I have faced an issue with running enrich process on AWS. It was working great for almost a year, but for some reason (our traffic is growing + number of events is growing also) I get a failed pipeline. In logs I have found root cause of failed enrich process:
Container killed by YARN for exceeding memory limits. (5.6Gb of 5.5Gb)
I was using 4 core m4.large instances + 1 master node with the same type m4.large.
I was looking for possible solutions of that issue and what I found is enable option spark.yarn.executor.memoryOverhead: “true” and advice to increase number of instances + improve types. I have switch to 6 m4.2xlarge nodes and rerun it. Now I get an error:
am container exited with exitcode 137, looker deeper in logs I managed to find out explain of that issue:
java.lang.OutOfMemoryError: Java heap space.
So every time I’m facing out of memory issue. I have check amount of files that placed in my enrich input directory and they are about 1.8Gb in total. Any advise how can I clarify the rootcause and fix it?
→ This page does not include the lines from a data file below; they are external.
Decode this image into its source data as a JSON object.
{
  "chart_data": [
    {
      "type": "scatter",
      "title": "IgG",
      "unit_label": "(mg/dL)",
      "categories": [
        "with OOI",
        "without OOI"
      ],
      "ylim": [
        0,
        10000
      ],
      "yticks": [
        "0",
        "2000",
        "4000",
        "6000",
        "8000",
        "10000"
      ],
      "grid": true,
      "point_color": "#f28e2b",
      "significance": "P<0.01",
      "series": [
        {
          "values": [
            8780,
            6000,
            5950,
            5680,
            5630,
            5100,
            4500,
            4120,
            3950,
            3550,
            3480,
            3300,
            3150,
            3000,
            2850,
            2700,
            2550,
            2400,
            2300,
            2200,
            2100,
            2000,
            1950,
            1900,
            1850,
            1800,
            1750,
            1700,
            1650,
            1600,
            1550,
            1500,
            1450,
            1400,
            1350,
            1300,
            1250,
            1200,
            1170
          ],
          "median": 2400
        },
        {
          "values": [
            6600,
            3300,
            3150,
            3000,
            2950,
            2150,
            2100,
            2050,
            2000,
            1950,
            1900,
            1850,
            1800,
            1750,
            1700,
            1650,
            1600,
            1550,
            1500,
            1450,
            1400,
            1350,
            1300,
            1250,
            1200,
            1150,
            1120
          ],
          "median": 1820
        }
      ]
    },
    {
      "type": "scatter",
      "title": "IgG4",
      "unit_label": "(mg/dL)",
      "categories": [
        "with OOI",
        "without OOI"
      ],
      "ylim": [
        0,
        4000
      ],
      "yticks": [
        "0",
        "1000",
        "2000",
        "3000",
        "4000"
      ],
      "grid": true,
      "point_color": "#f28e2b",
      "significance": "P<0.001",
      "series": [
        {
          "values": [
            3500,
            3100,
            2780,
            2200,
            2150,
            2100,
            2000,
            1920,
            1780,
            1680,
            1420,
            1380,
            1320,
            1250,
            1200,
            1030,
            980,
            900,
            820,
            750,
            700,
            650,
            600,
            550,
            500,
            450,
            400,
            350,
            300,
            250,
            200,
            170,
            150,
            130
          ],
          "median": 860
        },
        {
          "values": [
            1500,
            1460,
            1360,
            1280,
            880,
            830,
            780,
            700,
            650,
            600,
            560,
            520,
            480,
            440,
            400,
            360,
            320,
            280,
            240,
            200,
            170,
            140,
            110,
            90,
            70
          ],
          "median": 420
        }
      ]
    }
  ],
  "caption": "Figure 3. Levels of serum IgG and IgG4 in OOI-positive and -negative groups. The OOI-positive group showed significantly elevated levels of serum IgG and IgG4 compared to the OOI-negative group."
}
Should I try increase number of node?
Update: I have try custom config recomendation mentioned here, also try to use 6 r4.2xlarge instances and still no luck. My monitoring tab on that cluster looks like so:
Still looking for any help on this issue.
@sphinks, it is of paramount importance to configure your Spark and the cluster according to the volume of data to be processed. This roughly correlated to the total size of the files/logs.
Note just bumping the number of nodes is likely not help as the resource usage is controlled by Spark configuration. Spark jobs are memory hungry and the workers need to be optimized based on the nodes composing EMR cluster. There are plenty of examples of how Spark needs to be configured in this forum.
I just give one more here. If say you utilize 1x
r4.8xlarge core node the Spark configuration would be like this
You can use this post as a guide to Spark configuration.
@ihor I have tryed your suggested settings with 1 x r4.8xlarge. It was much longer doing coping data from s3 to hdfs comparing to 6 x r4.2xlarge. According to EMR console it was done 101,601 task out of 635,314 and failed due to error:
ERROR Executor: Exception in task 102185.0 in stage 0.0 (TID 102185) org.apache.spark.rpc.RpcTimeoutException: Futures timed out after [120 seconds]. This timeout is controlled by spark.rpc.askTimeout on all executors. Not sure what can I do in such case? Increase timeout? Any suggestions?
However, I met such idea: replace default GC with G1GC to minimize pauses.